Il governo ucraino punta a produrre velivoli senza pilota capaci di colpire fino a mille chilometri di distanza, il che significherebbe mettere nel mirino obiettivi all’interno dei confini russi. Particolarmente significativo l’accordo siglato con l’azienda turca Baykar, che consente all’Ucraina di produrre componenti dei famigerati TB2. A livello di tecnologie in campo in una prima fase del conflitto sono stati decisivi i già citati TB2 Bayraktar arrivati dalla Turchia.

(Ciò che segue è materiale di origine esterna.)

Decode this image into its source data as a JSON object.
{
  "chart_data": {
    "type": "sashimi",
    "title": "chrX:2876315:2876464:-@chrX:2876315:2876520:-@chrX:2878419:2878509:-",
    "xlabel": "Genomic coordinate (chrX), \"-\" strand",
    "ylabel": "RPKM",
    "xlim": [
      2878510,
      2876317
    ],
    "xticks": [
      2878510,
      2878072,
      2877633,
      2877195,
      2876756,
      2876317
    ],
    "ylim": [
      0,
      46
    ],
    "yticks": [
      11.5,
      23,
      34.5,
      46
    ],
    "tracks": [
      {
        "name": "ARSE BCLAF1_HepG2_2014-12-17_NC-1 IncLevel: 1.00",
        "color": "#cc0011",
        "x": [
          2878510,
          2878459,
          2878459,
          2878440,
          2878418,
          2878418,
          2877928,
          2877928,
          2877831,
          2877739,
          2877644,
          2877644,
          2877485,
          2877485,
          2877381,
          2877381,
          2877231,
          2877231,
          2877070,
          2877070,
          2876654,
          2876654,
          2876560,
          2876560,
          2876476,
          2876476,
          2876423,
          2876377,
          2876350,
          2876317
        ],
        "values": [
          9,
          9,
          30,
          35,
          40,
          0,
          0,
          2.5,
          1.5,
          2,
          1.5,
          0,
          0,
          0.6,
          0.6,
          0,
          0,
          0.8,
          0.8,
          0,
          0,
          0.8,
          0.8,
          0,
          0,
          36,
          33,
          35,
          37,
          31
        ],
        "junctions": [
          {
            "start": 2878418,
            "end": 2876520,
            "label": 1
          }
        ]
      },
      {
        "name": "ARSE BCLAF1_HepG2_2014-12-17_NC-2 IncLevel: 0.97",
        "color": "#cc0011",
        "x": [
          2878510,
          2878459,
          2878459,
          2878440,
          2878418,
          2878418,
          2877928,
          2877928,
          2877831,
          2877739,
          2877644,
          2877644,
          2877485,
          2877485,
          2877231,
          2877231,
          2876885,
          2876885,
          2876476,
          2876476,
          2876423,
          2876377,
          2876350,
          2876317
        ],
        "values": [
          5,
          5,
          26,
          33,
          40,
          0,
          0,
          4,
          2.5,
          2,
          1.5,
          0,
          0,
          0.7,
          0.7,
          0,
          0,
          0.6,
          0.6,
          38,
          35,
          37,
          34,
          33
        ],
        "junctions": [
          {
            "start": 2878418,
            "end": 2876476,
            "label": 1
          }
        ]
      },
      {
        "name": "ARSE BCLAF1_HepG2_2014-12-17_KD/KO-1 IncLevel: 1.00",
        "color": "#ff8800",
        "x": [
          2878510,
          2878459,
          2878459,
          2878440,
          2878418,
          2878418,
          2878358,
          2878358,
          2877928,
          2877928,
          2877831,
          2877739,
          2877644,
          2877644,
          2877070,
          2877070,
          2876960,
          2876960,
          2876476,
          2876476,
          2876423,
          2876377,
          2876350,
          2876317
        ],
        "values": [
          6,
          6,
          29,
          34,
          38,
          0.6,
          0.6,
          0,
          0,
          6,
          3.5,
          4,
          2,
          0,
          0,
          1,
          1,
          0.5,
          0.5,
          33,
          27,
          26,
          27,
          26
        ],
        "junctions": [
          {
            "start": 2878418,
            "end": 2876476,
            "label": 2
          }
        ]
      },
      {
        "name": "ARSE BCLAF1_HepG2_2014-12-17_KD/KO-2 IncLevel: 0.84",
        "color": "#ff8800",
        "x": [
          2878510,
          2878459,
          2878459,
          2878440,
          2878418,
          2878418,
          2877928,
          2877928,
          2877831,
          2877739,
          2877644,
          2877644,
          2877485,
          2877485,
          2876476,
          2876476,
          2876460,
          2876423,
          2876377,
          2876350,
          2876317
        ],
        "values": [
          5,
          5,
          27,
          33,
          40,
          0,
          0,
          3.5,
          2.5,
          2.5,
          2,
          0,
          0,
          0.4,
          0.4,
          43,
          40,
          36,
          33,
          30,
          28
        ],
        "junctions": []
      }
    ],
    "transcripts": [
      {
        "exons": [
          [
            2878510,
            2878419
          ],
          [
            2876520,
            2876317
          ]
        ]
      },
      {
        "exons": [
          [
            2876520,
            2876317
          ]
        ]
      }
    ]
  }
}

Dotati di razzi e armi pesanti e difficilmente identificabili dai radar russi (come già avvenuto in Libia ndr), i droni disegnati dal genero del presidente turco Recep Tayyip Erdogan hanno permesso di colpire obiettivi importanti e di sfondare lo spazio aereo che Mosca pensava di controllare. Perdite pesanti che hanno spinto i russi a correre ai ripari, al punto che l’esercito russo può ora identificare e colpire questi grandi droni turchi. Kiev ha risposto passando a un più massiccio di droni di piccole dimensioni. Secondo quanto dichiarato dal vice premier ucraino Mykhailo Fedorov, nel 2023 la produzione interna del Paese ha raggiunto i 300 mila droni, senza contare i velivoli ricevuti da Paesi alleati.